In retrospect, we realize that Denali doesn’t succumb to quick attempts. I made the mistake of bringing only dehydrated food, which lacked fat and therefore energy. By the time we were at High Camp, we were too worn out for the final 3,100 foot push to the top. Further, I left our warmest clothes at Basin Camp, thinking we had done just fine in our intermediate gear up to that point. Granted, but the summit push is unlike any other on the mountain, and requires everything to be just right if it is to be completed. There was a man dead in his tent at 17,200 feet while we were there, who had made the summit and returned in 19 hours, only to die from exhaustion. Eight people died that season, I believe, making it one of the worst on the mountain. Three people we met who had climbed Everest said that it was a good warm up for Denali.
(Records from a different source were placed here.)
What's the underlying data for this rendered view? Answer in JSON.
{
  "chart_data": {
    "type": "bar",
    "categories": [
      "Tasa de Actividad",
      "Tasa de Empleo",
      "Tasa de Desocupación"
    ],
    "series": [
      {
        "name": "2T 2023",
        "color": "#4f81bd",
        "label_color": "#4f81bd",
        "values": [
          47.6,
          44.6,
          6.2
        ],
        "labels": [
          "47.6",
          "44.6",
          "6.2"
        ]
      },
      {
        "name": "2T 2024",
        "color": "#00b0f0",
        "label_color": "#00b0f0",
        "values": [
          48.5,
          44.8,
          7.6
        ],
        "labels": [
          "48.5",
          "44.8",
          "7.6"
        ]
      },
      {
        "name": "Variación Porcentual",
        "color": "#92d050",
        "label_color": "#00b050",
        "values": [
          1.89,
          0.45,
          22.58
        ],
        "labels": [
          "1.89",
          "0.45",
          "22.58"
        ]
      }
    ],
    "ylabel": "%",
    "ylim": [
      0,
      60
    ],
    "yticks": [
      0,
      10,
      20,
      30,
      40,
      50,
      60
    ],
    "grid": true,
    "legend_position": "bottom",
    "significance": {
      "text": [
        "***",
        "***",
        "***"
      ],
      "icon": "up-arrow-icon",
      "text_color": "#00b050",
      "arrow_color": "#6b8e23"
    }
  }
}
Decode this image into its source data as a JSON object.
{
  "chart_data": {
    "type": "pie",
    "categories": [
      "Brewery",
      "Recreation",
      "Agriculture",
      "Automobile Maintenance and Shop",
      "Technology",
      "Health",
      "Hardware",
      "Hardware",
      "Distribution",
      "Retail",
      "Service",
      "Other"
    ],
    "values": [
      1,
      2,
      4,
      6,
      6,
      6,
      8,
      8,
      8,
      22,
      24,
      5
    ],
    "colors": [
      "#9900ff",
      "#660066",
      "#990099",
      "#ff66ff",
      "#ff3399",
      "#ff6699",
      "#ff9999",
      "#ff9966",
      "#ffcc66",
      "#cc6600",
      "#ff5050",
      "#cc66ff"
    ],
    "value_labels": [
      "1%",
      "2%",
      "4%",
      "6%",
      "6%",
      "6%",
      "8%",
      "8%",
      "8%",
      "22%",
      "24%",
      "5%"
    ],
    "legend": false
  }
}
So we made it back in one piece, and Martha has given it a second try with a different group of climbers, not her father. Sad to say she didn’t make it this time either, as she just couldn’t stay warm above Basin Camp. She got to 16,000 feet, and decided that she needed to turn around. I’m happy to say she got higher with me. If I weren’t so darned old, I’d go back again. Her great quote, “The problem was there was nobody who loved me who would carry all my shit for me.”